The new executive order, which Biden signed after speaking, adopt standards slightly higher than they were under the Obama administration — standards that former President Donald Trump had made a point to roll back.
As the White House sees it, Trump’s policy caused America to fall behind to China and other countries.
“By setting clear targets for electric vehicle sale trajectories, these countries are becoming magnets for private investment into their manufacturing sectors — from parts and materials to final assembly,” the fact sheet on Thursday’s announcement states.
Apart from the business perspective, the standards represent a climate change course correction and move into a zero-emissions future consistent with Paris climate goals — as transportation is the country’s largest source of greenhouse gases.

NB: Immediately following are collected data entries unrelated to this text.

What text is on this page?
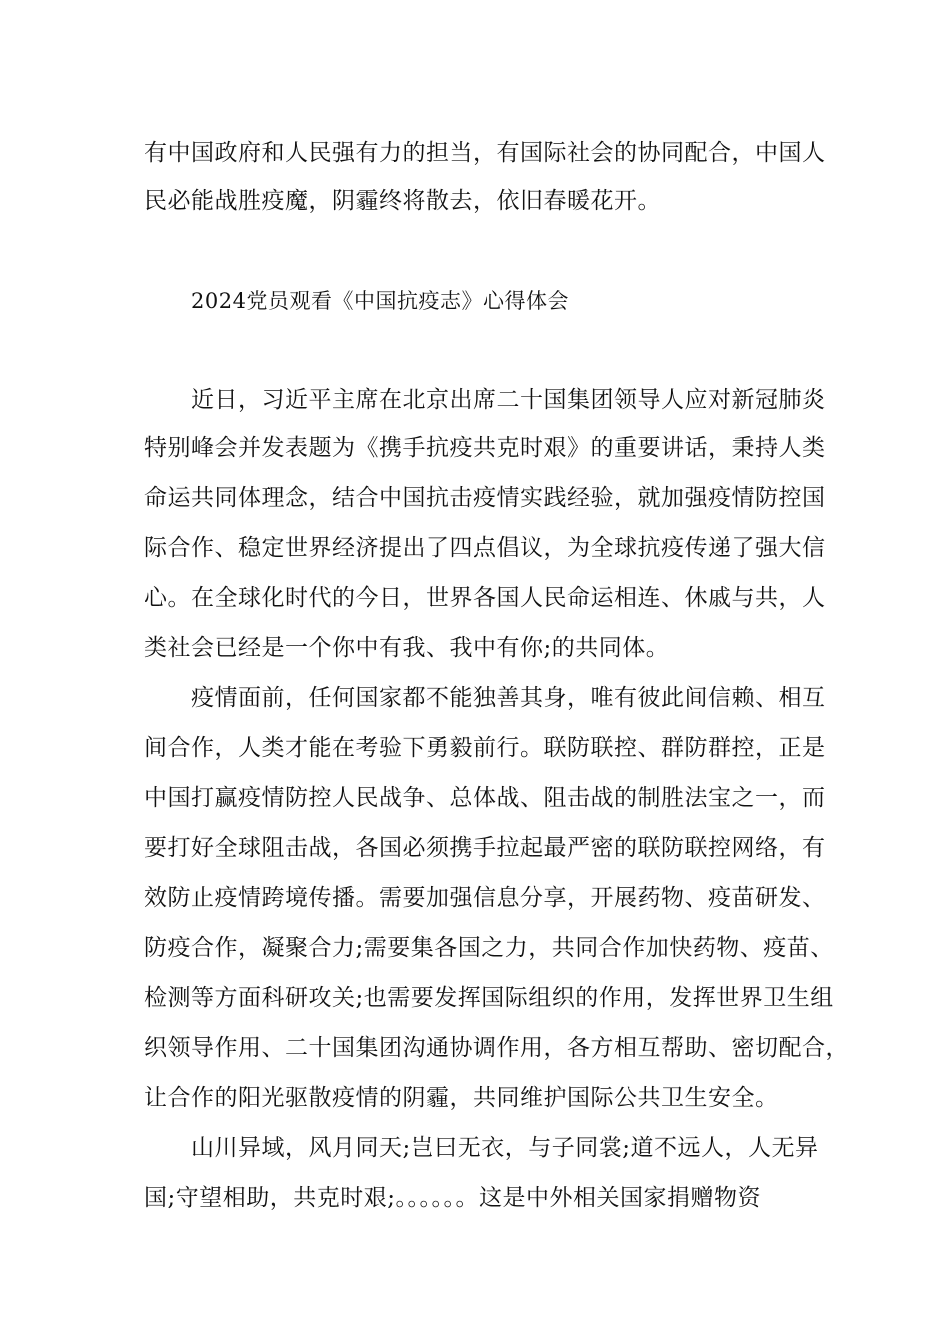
有中国政府和人民强有力的担当，有国际社会的协同配合，中国人
民必能战胜疫魔，阴霾终将散去，依旧春暖花开。
2024党员观看《中国抗疫志》心得体会
近日，习近平主席在北京出席二十国集团领导人应对新冠肺炎
特别峰会并发表题为《携手抗疫共克时艰》的重要讲话，秉持人类
命运共同体理念，结合中国抗击疫情实践经验，就加强疫情防控国
际合作、稳定世界经济提出了四点倡议，为全球抗疫传递了强大信
心。在全球化时代的今日，世界各国人民命运相连、休戚与共，人
类社会已经是一个你中有我、我中有你;的共同体。
疫情面前，任何国家都不能独善其身，唯有彼此间信赖、相互
间合作，人类才能在考验下勇毅前行。联防联控、群防群控，正是
中国打赢疫情防控人民战争、总体战、阻击战的制胜法宝之一，而
要打好全球阻击战，各国必须携手拉起最严密的联防联控网络，有
效防止疫情跨境传播。需要加强信息分享，开展药物、疫苗研发、
防疫合作，凝聚合力;需要集各国之力，共同合作加快药物、疫苗、
检测等方面科研攻关;也需要发挥国际组织的作用，发挥世界卫生组
织领导作用、二十国集团沟通协调作用，各方相互帮助、密切配合，
让合作的阳光驱散疫情的阴霾，共同维护国际公共卫生安全。
山川异域，风月同天;岂曰无衣，与子同裳;道不远人，人无异
国;守望相助，共克时艰;。。。。。。这是中外相关国家捐赠物资
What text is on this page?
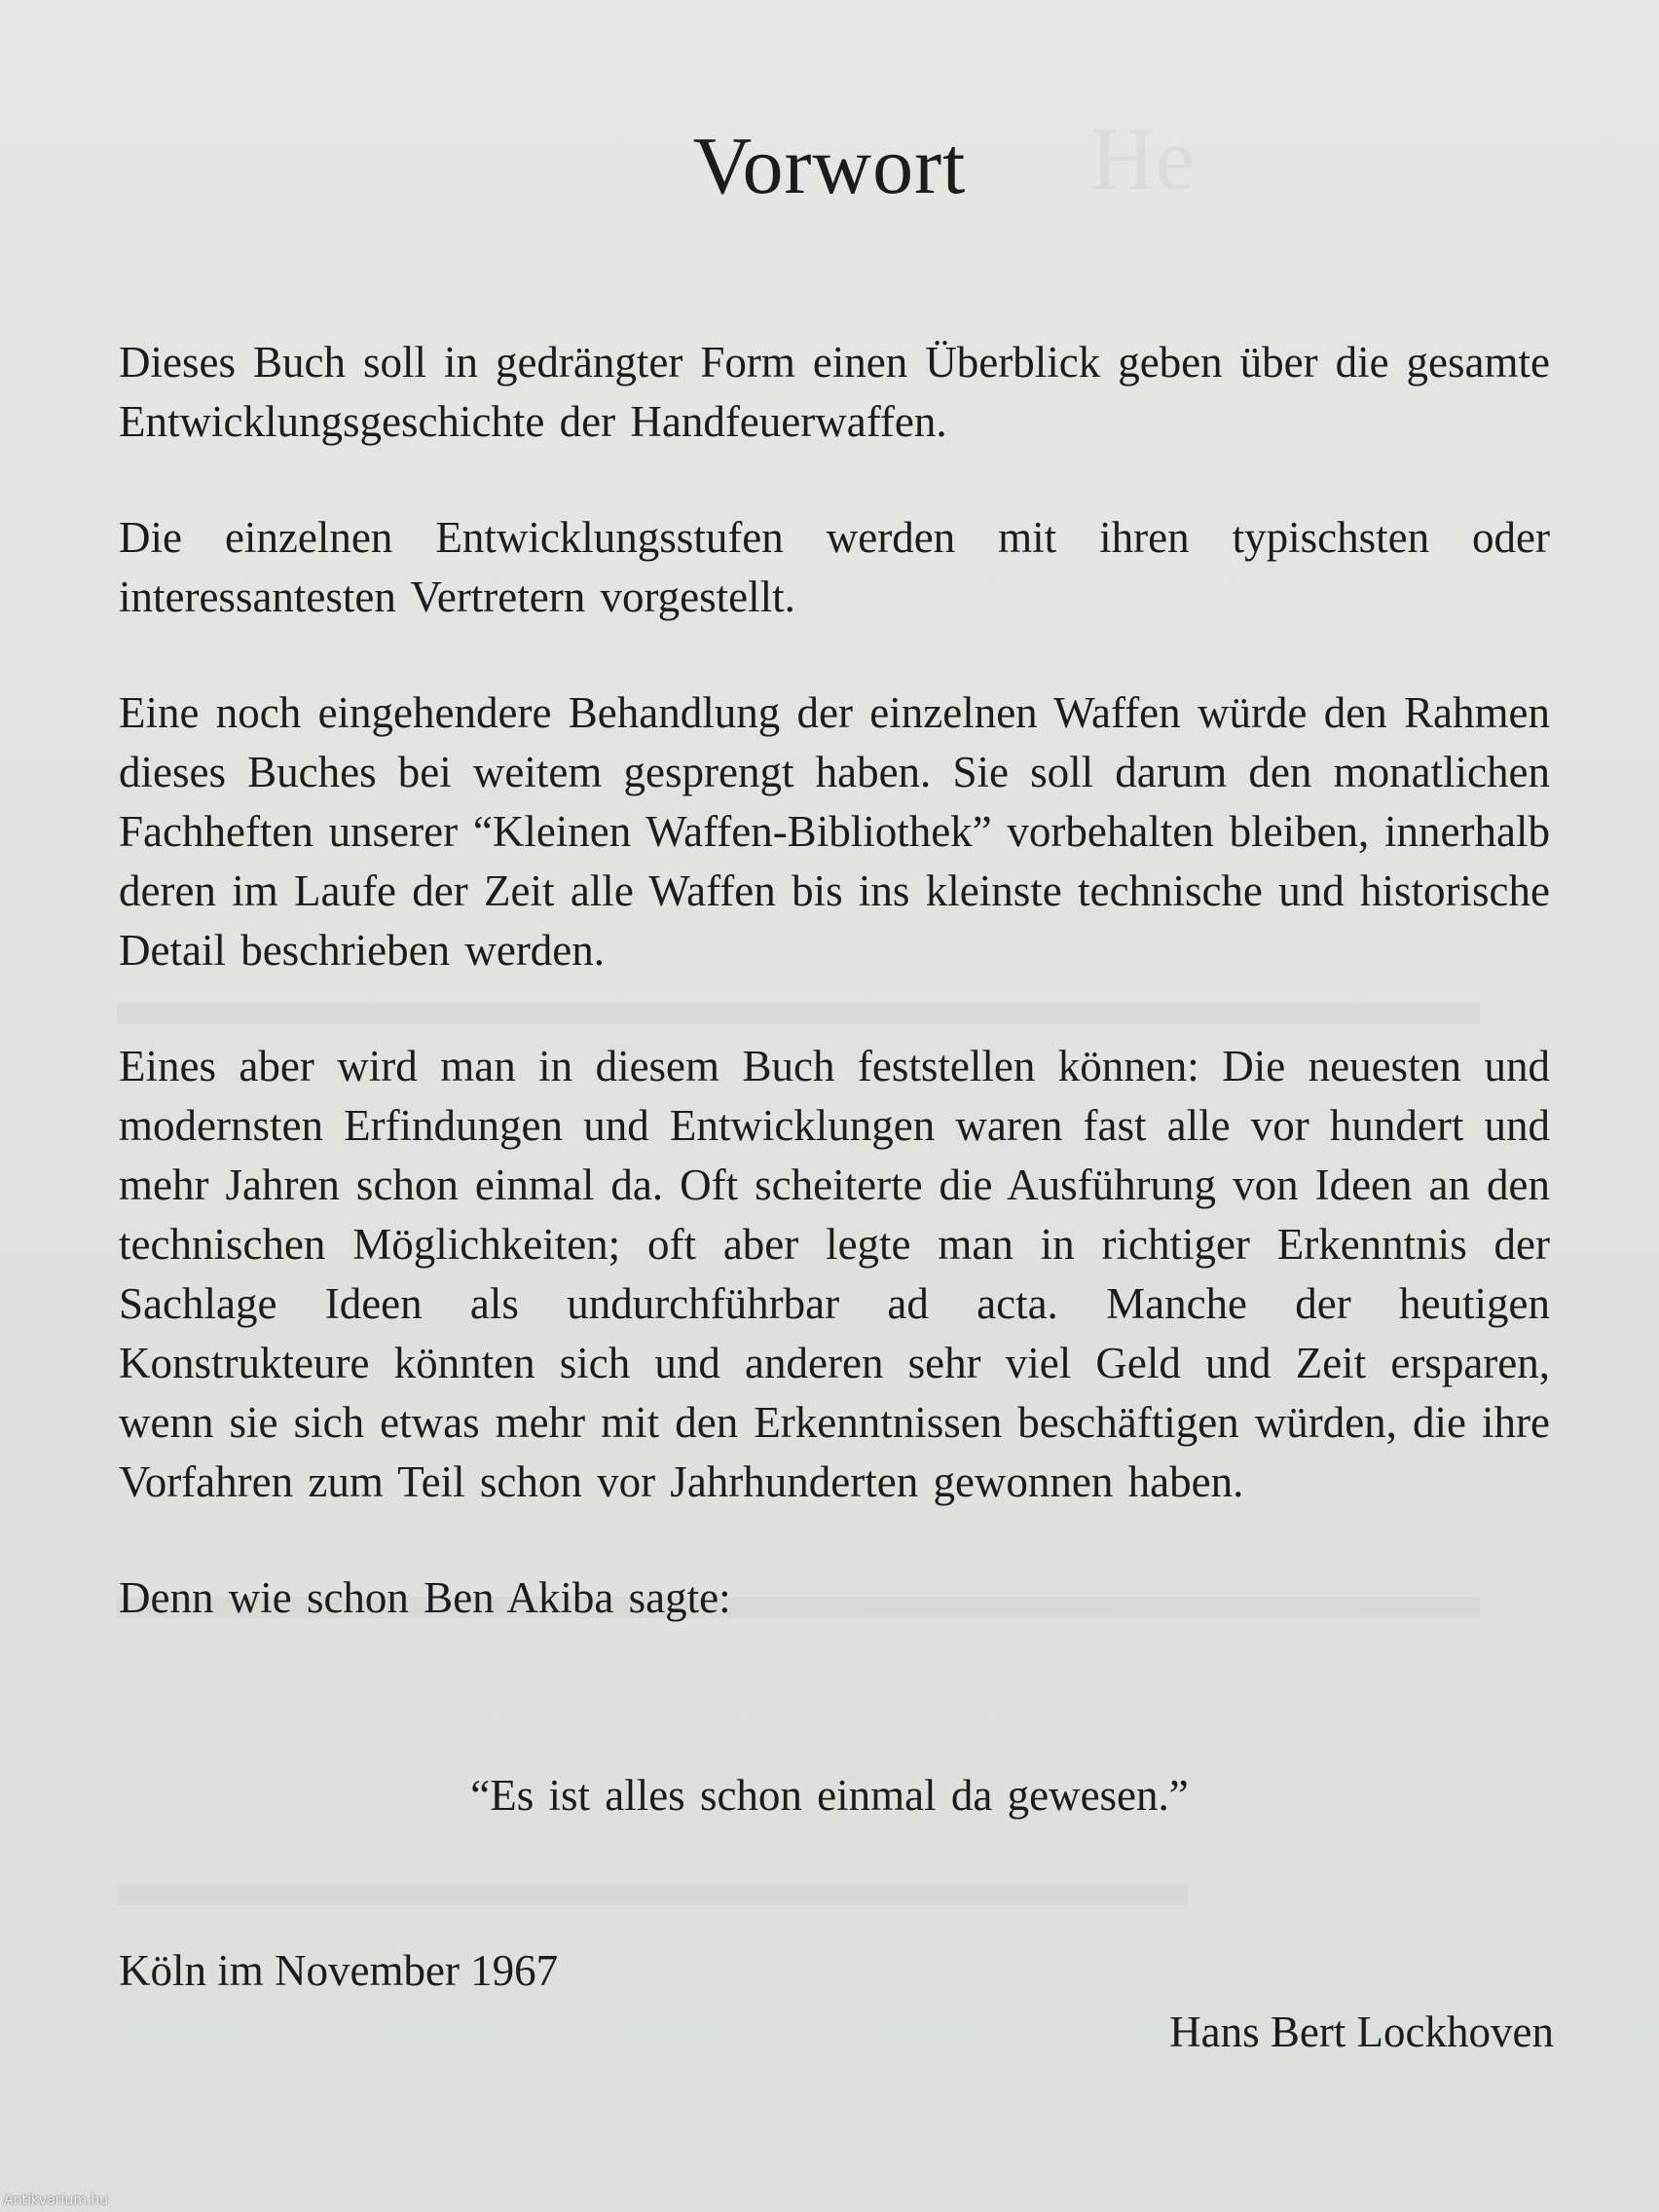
Vorwort

Dieses Buch soll in gedrängter Form einen Überblick geben über die gesamte Entwicklungsgeschichte der Handfeuerwaffen.

Die einzelnen Entwicklungsstufen werden mit ihren typischsten oder interessantesten Vertretern vorgestellt.

Eine noch eingehendere Behandlung der einzelnen Waffen würde den Rahmen dieses Buches bei weitem gesprengt haben. Sie soll darum den monatlichen Fachheften unserer “Kleinen Waffen-Bibliothek” vorbehalten bleiben, innerhalb deren im Laufe der Zeit alle Waffen bis ins kleinste technische und historische Detail beschrieben werden.

Eines aber wird man in diesem Buch feststellen können: Die neuesten und modernsten Erfindungen und Entwicklungen waren fast alle vor hundert und mehr Jahren schon einmal da. Oft scheiterte die Ausführung von Ideen an den technischen Möglichkeiten; oft aber legte man in richtiger Erkenntnis der Sachlage Ideen als undurchführbar ad acta. Manche der heutigen Konstrukteure könnten sich und anderen sehr viel Geld und Zeit ersparen, wenn sie sich etwas mehr mit den Erkenntnissen beschäftigen würden, die ihre Vorfahren zum Teil schon vor Jahrhunderten gewonnen haben.

Denn wie schon Ben Akiba sagte:

“Es ist alles schon einmal da gewesen.”

Köln im November 1967

Hans Bert Lockhoven

Antikvarium.hu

By the end of the decade, Biden wants half of all new vehicles sold to be battery electric, plug-in hybrid electric or fuel cell electric. The standards will have a public comment period and final approval, but environmental groups are already clamoring to criticize Biden’s proposal as not going far enough.
“Each year, we’re experiencing worsening climate disasters and the inequitable consequences of polluted air, with transportation making up the bulk of emissions driving the crisis,” Sierra Club President Ramon Cruz said in a statement. “President Biden must seize the moment and craft stronger federal clean car standards, one of our most impactful tools for climate action.”
Still, the move is largely supported by major U.S. and foreign automakers, who joined Biden as he signed the executive order.
In a joint statement, Ford, General Motors and Stallantis said that they had a “shared aspiration” with the president, and pledged that 40-50% of the new car sales will be electric by 2030.
“Our recent product, technology, and investment announcements highlight our collective commitment to be leaders in the U.S. transition to electric vehicles,” the companies said.
Notably absent from that huddle is Tesla, which is the leading manufacturer of electric vehicles and headquartered in Palo Alto, California.
“Yeah, seems odd that Tesla wasn’t invited,” Tesla CEO Elon Musk tweeted early Thursday.
Automakers have previously agreed to aggressive emission standards set by California, which the Trump administration ardently opposed — repealing California’s legal authority to set its own standards.
Now, beginning with the 2023 car model year, Biden’s proposed rule applies California’s 2019 emission standards framework agreement with the automakers — which aims to cut greenhouse gas emissions by 3.7% per year.
It will also ramp up requirements and set a schedule for standards for future vehicle model years.